# Part D: Classification with Random Forest
This notebook addresses Part D of the assignment step by step.
The goal is to train a classification model using the provided training dataset (`datasetTV.csv`) and apply it to predict labels for the test dataset (`datasetTest.csv`).

## 1. Load and Preprocess the Data
We will:
- Load the training dataset (`datasetTV.csv`) and split it into features and labels.
- Load the test dataset (`datasetTest.csv`).
- Ensure the column names of the test dataset match the training dataset's feature names.
- Normalize the data using `StandardScaler`.

In [None]:

# Import necessary libraries
import pandas as pd
import numpy as np
from sklearn.preprocessing import StandardScaler

# Load datasets
dataset_tv_path = "datasetTV.csv"
dataset_test_path = "datasetTest.csv"

train_data = pd.read_csv(dataset_tv_path)
test_data = pd.read_csv(dataset_test_path)

# Split into features and labels
X_train = train_data.iloc[:, :-1]  # All features except the last column
y_train = train_data.iloc[:, -1]   # Last column as the label

# Rename columns of test data to match training data
X_test = test_data
X_test.columns = X_train.columns

# Normalize the data
scaler = StandardScaler()
X_train_scaled = scaler.fit_transform(X_train)
X_test_scaled = scaler.transform(X_test)


## 2. Train a Random Forest Classifier
We will train a `RandomForestClassifier` using hyperparameter tuning via `GridSearchCV`.
The best model will be selected based on cross-validation accuracy.

In [None]:

from sklearn.ensemble import RandomForestClassifier
from sklearn.model_selection import GridSearchCV
from sklearn.metrics import accuracy_score

# Train a Random Forest Classifier with hyperparameter tuning
rf_clf = RandomForestClassifier(random_state=42)
params = {
    'n_estimators': [50, 100, 150],
    'max_depth': [10, 20, 30],
    'min_samples_split': [2, 5, 10]
}

grid_search = GridSearchCV(rf_clf, params, cv=3, scoring='accuracy', n_jobs=-1)
grid_search.fit(X_train_scaled, y_train)

# Best model
best_rf = grid_search.best_estimator_
print("Best Parameters:", grid_search.best_params_)

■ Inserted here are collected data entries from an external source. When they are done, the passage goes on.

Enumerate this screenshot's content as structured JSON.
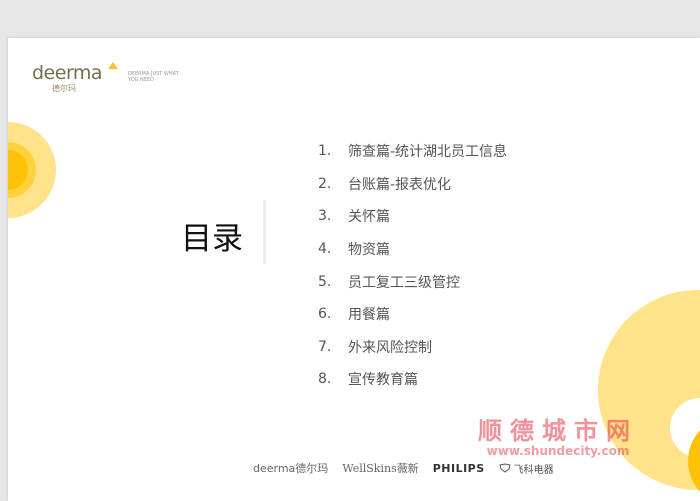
{
  "logo": {
    "word": "deerma",
    "cn": "德尔玛",
    "tagline": "DEERMA JUST WHAT YOU NEED"
  },
  "title": "目录",
  "toc": [
    {
      "num": "1.",
      "text": "筛查篇-统计湖北员工信息"
    },
    {
      "num": "2.",
      "text": "台账篇-报表优化"
    },
    {
      "num": "3.",
      "text": "关怀篇"
    },
    {
      "num": "4.",
      "text": "物资篇"
    },
    {
      "num": "5.",
      "text": "员工复工三级管控"
    },
    {
      "num": "6.",
      "text": "用餐篇"
    },
    {
      "num": "7.",
      "text": "外来风险控制"
    },
    {
      "num": "8.",
      "text": "宣传教育篇"
    }
  ],
  "watermark": {
    "cn": "顺德城市网",
    "url": "www.shundecity.com"
  },
  "brands": {
    "deerma": "deerma德尔玛",
    "wellskins": "WellSkins薇新",
    "philips": "PHILIPS",
    "flyco": "飞科电器"
  },
  "colors": {
    "accent_yellow": "#ffc107",
    "light_yellow": "#ffe38a",
    "watermark_red": "#e63946"
  }
}
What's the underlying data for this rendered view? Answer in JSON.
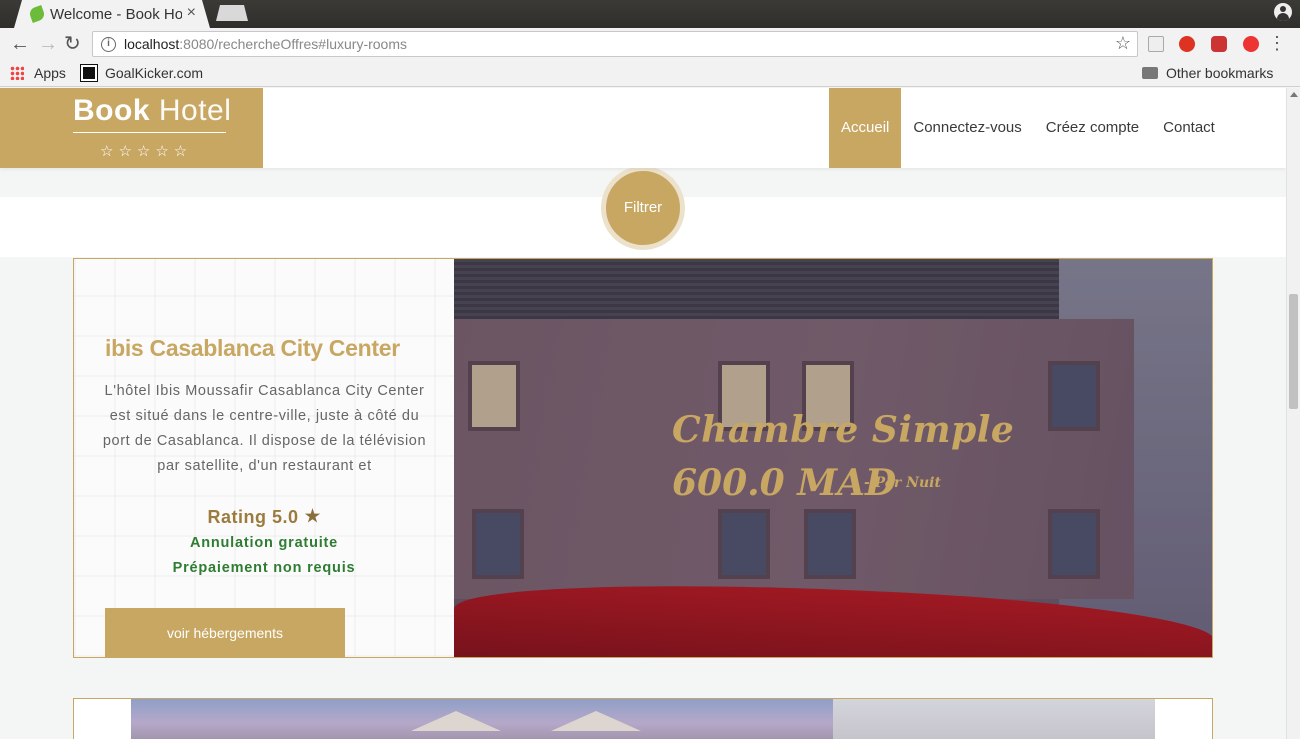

# Evaluate on the training data
y_train_pred = best_rf.predict(X_train_scaled)
train_accuracy = accuracy_score(y_train, y_train_pred)
print(f"Training Accuracy: {train_accuracy:.4f}")


## 3. Predict on the Test Set
Using the trained model, we predict the labels for the test dataset and save the predictions as a NumPy array.

In [None]:

# Predict on the test set
y_test_pred = best_rf.predict(X_test_scaled)

# Save predictions to a numpy file
output_path = "labelsX.npy"
np.save(output_path, y_test_pred)

print(f"Predictions saved to {output_path}")


## Observations
- The model was trained using a Random Forest with hyperparameter tuning.
- The predictions for the test dataset were saved in NumPy format (`labelsX.npy`).
- This notebook ensures consistency and reproducibility for Part D of the assignment.